By analyzing Bacteroidales strains coresident in the gut microbiota of two human adults, we provide strong evidence for extensive interspecies and interfamily transfer of integrative conjugative elements within the intestinal microbiota of individual humans. In the recipient strain, we show that the conjugative elements themselves can be modified by the transposition of insertion sequences and retroelements from the recipient's genome, with subsequent transfer of these modified elements to other members of the microbiota. These data suggest that the genomes of our gut bacteria are substantially modified by other, coresident members of the ecosystem, resulting in highly personalized Bacteroidales strains likely unique to that individual. The genetic content of these ICEs suggests that their transfer from successful adapted members of an ecosystem confers beneficial properties to the recipient, increasing its fitness and allowing it to better compete within its particular personalized gut microbial ecosystem.

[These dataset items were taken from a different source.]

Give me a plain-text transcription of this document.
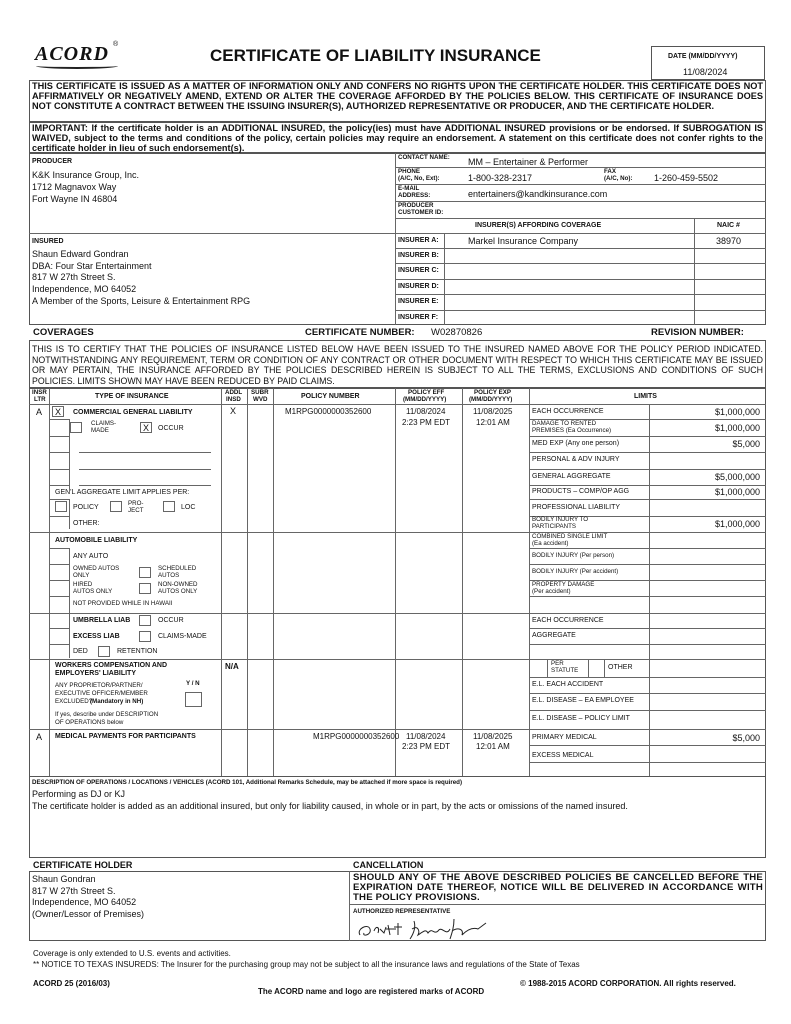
ACORD ®
CERTIFICATE OF LIABILITY INSURANCE	DATE (MM/DD/YYYY)
11/08/2024
THIS CERTIFICATE IS ISSUED AS A MATTER OF INFORMATION ONLY AND CONFERS NO RIGHTS UPON THE CERTIFICATE HOLDER. THIS CERTIFICATE DOES NOT AFFIRMATIVELY OR NEGATIVELY AMEND, EXTEND OR ALTER THE COVERAGE AFFORDED BY THE POLICIES BELOW. THIS CERTIFICATE OF INSURANCE DOES NOT CONSTITUTE A CONTRACT BETWEEN THE ISSUING INSURER(S), AUTHORIZED REPRESENTATIVE OR PRODUCER, AND THE CERTIFICATE HOLDER.
IMPORTANT: If the certificate holder is an ADDITIONAL INSURED, the policy(ies) must have ADDITIONAL INSURED provisions or be endorsed. If SUBROGATION IS WAIVED, subject to the terms and conditions of the policy, certain policies may require an endorsement. A statement on this certificate does not confer rights to the certificate holder in lieu of such endorsement(s).
PRODUCER
K&K Insurance Group, Inc.
1712 Magnavox Way
Fort Wayne IN 46804
CONTACT NAME: MM – Entertainer & Performer
PHONE
(A/C, No, Ext):	1-800-328-2317
FAX
(A/C, No): 1-260-459-5502
E-MAIL
ADDRESS:	entertainers@kandkinsurance.com
PRODUCER
CUSTOMER ID:
INSURER(S) AFFORDING COVERAGE	NAIC #
INSURER A:	Markel Insurance Company	38970
INSURER B:
INSURER C:
INSURER D:
INSURER E:
INSURER F:
INSURED
Shaun Edward Gondran
DBA: Four Star Entertainment
817 W 27th Street S.
Independence, MO 64052
A Member of the Sports, Leisure & Entertainment RPG
COVERAGES	CERTIFICATE NUMBER: W02870826	REVISION NUMBER:
THIS IS TO CERTIFY THAT THE POLICIES OF INSURANCE LISTED BELOW HAVE BEEN ISSUED TO THE INSURED NAMED ABOVE FOR THE POLICY PERIOD INDICATED. NOTWITHSTANDING ANY REQUIREMENT, TERM OR CONDITION OF ANY CONTRACT OR OTHER DOCUMENT WITH RESPECT TO WHICH THIS CERTIFICATE MAY BE ISSUED OR MAY PERTAIN, THE INSURANCE AFFORDED BY THE POLICIES DESCRIBED HEREIN IS SUBJECT TO ALL THE TERMS, EXCLUSIONS AND CONDITIONS OF SUCH POLICIES. LIMITS SHOWN MAY HAVE BEEN REDUCED BY PAID CLAIMS.
INSR
LTR	TYPE OF INSURANCE
ADDL
INSD
SUBR
WVD	POLICY NUMBER
POLICY EFF
(MM/DD/YYYY)
POLICY EXP
(MM/DD/YYYY)	LIMITS
A	X	COMMERCIAL GENERAL LIABILITY
CLAIMS-
MADE	X	OCCUR
GEN'L AGGREGATE LIMIT APPLIES PER:
POLICY
PRO-
JECT	LOC
OTHER:
X	M1RPG0000000352600	11/08/2024
2:23 PM EDT
11/08/2025
12:01 AM
EACH OCCURRENCE	$1,000,000
DAMAGE TO RENTED
PREMISES (Ea Occurrence)	$1,000,000
MED EXP (Any one person)	$5,000
PERSONAL & ADV INJURY
GENERAL AGGREGATE	$5,000,000
PRODUCTS – COMP/OP AGG	$1,000,000
PROFESSIONAL LIABILITY
BODILY INJURY TO
PARTICIPANTS	$1,000,000
AUTOMOBILE LIABILITY
ANY AUTO
OWNED AUTOS
ONLY
SCHEDULED
AUTOS
HIRED
AUTOS ONLY
NON-OWNED
AUTOS ONLY
NOT PROVIDED WHILE IN HAWAII
COMBINED SINGLE LIMIT
(Ea accident)
BODILY INJURY (Per person)
BODILY INJURY (Per accident)
PROPERTY DAMAGE
(Per accident)
UMBRELLA LIAB	OCCUR
EXCESS LIAB	CLAIMS-MADE
DED	RETENTION
EACH OCCURRENCE
AGGREGATE
WORKERS COMPENSATION AND
EMPLOYERS' LIABILITY
Y / N
ANY PROPRIETOR/PARTNER/
EXECUTIVE OFFICER/MEMBER
EXCLUDED?
(Mandatory in NH)
If yes, describe under DESCRIPTION
OF OPERATIONS below
N/A	PER
STATUTE	OTHER
E.L. EACH ACCIDENT
E.L. DISEASE – EA EMPLOYEE
E.L. DISEASE – POLICY LIMIT
A MEDICAL PAYMENTS FOR PARTICIPANTS	M1RPG0000000352600 11/08/2024
2:23 PM EDT
11/08/2025
12:01 AM
PRIMARY MEDICAL	$5,000
EXCESS MEDICAL
DESCRIPTION OF OPERATIONS / LOCATIONS / VEHICLES (ACORD 101, Additional Remarks Schedule, may be attached if more space is required)
Performing as DJ or KJ
The certificate holder is added as an additional insured, but only for liability caused, in whole or in part, by the acts or omissions of the named insured.
CERTIFICATE HOLDER	CANCELLATION
Shaun Gondran
817 W 27th Street S.
Independence, MO 64052
(Owner/Lessor of Premises)
SHOULD ANY OF THE ABOVE DESCRIBED POLICIES BE CANCELLED BEFORE THE EXPIRATION DATE THEREOF, NOTICE WILL BE DELIVERED IN ACCORDANCE WITH THE POLICY PROVISIONS.
AUTHORIZED REPRESENTATIVE
Coverage is only extended to U.S. events and activities.
** NOTICE TO TEXAS INSUREDS: The Insurer for the purchasing group may not be subject to all the insurance laws and regulations of the State of Texas
ACORD 25 (2016/03)	© 1988-2015 ACORD CORPORATION. All rights reserved.
The ACORD name and logo are registered marks of ACORD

肠道拟杆菌属菌株的基因组序列揭示了广泛水平基因转移的证据。对拟杆菌属及其他细菌的体外研究探讨了接合转移机制以及这些DNA获取在受体中产生的一些表型结果,比如抗生素抗性的获得。然而,很少有研究涉及自然微生物群落中共存的细菌物种之间遗传元件的水平转移,尤其是人类的微生物生态系统。在此,我们研究了两名成年人体内拟杆菌属物种的基因组,以鉴定这些拟杆菌属在肠道中共存期间可能发生转移的遗传元件。利用来自一个个体的7种共存拟杆菌属物种和另一个个体的8种共存拟杆菌属物种,我们鉴定出5个大的染色体区域,每个区域在至少3种共存菌株中以近100%的DNA同一性存在。在这个同一性水平上,其他已测序的拟杆菌门基因组中均未发现这5个区域,它们可能都是整合性接合元件(ICE)。如此高度相似且独特的区域仅出现在0.4%的系统发育代表性模拟群落中,这有力地证明了这5个区域是在这些受试者的共存菌株之间转移的。除了转移所需的必需蛋白质外,这些元件还编码预测会提高适应性的蛋白质,包括可能改变基因表达的孤儿DNA甲基化酶、可能促进附着和新底物利用的菌毛合成蛋白、假定的分泌型抗菌分子以及预测的VI型分泌系统(T6SS),这可能赋予这些菌株在其复杂微生物生态系统中的竞争生态优势。
通过分析两名成年人体内肠道微生物群中共存的拟杆菌属菌株,我们为个体肠道微生物群中整合性接合元件的广泛种间和科间转移提供了有力证据。在受体菌株中,我们表明接合元件本身可通过受体基因组中插入序列和反转录元件的转座而被修饰,随后这些修饰后的元件会转移到微生物群的其他成员中。这些数据表明,我们肠道细菌的基因组会被生态系统中其他共存成员大量修饰,从而产生可能对该个体而言独一无二的高度个性化拟杆菌属菌株。这些ICE的遗传内容表明,它们从生态系统中成功适应的成员转移而来,赋予受体有益特性,提高其适应性,并使其能够在其特定的个性化肠道微生物生态系统中更好地竞争。